Em meio a um dos maiores escândalos financeiros recentes do país, é preciso reconhecer a atuação firme do presidente do Banco Central, Gabriel Galípolo, no processo que levou à liquidação do Banco Master. Em um ambiente de forte pressão política, disputas institucionais e interesses contrariados, a autoridade monetária tomou decisões que, embora duras, foram fundamentais para proteger a estabilidade do sistema financeiro brasileiro.

Pouco se fala, mas não se tratou de uma decisão simples. Ao assumir o comando do Banco Central, Galípolo herdou uma situação complexa na supervisão bancária — uma verdadeira “herança maldita” deixada pela gestão de Roberto Campos Neto. As fragilidades acumuladas ao longo dos anos vieram à tona no caso Master, expondo um conjunto de irregularidades financeiras que não poderiam ser ignoradas por qualquer autoridade responsável.

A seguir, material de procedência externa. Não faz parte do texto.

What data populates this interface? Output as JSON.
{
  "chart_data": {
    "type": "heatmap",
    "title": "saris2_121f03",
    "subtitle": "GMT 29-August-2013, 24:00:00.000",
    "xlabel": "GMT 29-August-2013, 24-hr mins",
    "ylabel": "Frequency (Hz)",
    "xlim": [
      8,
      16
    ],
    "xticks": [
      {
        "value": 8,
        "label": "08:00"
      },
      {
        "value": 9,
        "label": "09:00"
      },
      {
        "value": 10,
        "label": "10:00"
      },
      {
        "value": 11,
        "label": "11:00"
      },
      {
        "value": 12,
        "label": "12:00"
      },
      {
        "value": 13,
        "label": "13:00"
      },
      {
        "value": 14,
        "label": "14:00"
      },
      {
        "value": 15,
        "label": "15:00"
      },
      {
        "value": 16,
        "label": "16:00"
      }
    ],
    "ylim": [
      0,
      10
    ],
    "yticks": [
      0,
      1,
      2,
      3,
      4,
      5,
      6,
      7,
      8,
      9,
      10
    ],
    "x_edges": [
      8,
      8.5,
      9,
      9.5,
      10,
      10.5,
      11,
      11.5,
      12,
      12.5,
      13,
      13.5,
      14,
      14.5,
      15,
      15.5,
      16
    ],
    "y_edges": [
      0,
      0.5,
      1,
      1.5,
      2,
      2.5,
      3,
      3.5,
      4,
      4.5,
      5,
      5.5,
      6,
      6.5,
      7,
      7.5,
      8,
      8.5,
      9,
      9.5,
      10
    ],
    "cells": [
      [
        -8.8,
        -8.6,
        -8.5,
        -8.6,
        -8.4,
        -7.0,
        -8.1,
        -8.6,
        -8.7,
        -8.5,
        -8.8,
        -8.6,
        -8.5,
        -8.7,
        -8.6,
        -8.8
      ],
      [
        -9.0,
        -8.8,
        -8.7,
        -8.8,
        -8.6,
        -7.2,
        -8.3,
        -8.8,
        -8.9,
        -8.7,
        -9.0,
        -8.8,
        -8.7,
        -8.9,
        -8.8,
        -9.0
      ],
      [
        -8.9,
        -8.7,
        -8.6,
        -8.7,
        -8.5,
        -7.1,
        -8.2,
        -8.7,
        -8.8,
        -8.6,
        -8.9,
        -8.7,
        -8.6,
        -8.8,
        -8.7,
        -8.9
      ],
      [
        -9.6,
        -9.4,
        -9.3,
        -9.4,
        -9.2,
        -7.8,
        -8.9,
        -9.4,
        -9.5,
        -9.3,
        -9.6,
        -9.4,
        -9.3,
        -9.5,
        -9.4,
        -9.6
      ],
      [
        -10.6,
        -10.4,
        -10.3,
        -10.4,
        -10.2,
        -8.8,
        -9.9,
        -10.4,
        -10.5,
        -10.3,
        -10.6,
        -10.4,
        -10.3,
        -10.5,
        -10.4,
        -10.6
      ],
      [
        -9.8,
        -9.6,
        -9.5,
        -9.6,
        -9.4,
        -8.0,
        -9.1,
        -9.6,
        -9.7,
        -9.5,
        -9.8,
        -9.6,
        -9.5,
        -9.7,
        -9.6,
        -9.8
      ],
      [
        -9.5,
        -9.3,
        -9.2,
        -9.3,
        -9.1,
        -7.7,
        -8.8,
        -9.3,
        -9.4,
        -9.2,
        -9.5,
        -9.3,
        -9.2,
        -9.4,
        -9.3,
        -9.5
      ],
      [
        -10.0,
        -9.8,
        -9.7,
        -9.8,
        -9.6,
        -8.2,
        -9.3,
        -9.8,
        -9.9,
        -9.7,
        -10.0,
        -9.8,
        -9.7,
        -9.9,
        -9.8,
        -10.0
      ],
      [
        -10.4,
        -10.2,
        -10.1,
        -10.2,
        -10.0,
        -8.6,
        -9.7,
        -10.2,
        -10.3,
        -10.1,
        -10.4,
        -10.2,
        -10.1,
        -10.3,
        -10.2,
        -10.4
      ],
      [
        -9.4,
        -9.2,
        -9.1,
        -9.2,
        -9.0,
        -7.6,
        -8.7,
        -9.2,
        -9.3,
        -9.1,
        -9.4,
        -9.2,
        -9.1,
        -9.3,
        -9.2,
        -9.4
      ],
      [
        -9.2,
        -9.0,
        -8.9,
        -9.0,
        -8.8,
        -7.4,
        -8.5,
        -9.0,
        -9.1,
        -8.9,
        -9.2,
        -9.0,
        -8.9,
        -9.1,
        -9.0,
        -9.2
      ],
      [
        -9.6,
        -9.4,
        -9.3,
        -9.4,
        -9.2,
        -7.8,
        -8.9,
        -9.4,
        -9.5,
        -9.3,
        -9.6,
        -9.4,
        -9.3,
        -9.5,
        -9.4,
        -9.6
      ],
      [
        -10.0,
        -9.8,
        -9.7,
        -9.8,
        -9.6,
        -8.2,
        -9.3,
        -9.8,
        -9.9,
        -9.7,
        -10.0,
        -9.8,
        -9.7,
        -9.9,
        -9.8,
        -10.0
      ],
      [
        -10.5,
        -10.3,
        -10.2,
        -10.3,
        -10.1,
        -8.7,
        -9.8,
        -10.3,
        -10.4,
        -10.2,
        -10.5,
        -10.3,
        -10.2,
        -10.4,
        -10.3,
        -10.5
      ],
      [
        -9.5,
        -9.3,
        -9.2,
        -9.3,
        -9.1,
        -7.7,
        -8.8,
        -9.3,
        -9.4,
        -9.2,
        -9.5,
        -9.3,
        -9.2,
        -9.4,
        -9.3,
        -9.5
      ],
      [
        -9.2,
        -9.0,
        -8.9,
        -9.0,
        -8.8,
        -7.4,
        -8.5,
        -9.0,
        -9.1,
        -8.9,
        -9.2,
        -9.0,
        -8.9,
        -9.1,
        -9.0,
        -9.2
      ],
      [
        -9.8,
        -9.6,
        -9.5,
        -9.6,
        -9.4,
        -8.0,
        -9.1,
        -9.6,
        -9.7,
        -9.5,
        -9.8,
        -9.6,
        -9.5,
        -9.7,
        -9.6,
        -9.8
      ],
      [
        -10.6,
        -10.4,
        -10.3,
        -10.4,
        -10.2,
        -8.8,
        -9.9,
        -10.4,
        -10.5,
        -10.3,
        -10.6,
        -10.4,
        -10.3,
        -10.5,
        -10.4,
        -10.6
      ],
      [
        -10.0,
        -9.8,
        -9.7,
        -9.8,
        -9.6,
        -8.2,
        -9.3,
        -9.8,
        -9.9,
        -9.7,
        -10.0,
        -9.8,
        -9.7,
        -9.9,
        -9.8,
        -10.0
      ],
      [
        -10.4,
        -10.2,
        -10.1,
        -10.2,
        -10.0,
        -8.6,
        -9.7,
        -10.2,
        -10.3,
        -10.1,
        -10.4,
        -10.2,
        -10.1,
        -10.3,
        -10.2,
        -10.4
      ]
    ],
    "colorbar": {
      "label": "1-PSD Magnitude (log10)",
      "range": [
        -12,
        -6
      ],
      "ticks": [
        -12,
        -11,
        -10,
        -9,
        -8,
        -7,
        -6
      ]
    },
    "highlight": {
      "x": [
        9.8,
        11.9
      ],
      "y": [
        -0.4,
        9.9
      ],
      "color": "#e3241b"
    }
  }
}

A medida mais contundente foi a decretação da liquidação extrajudicial do Banco Master. Após identificar graves inconsistências contábeis, riscos de solvência e ameaças à estabilidade do sistema financeiro, o Banco Central afastou os administradores da instituição e nomeou um liquidante para conduzir o processo. Trata-se de um instrumento extremo, utilizado apenas quando não há mais alternativas viáveis para preservar a instituição sem........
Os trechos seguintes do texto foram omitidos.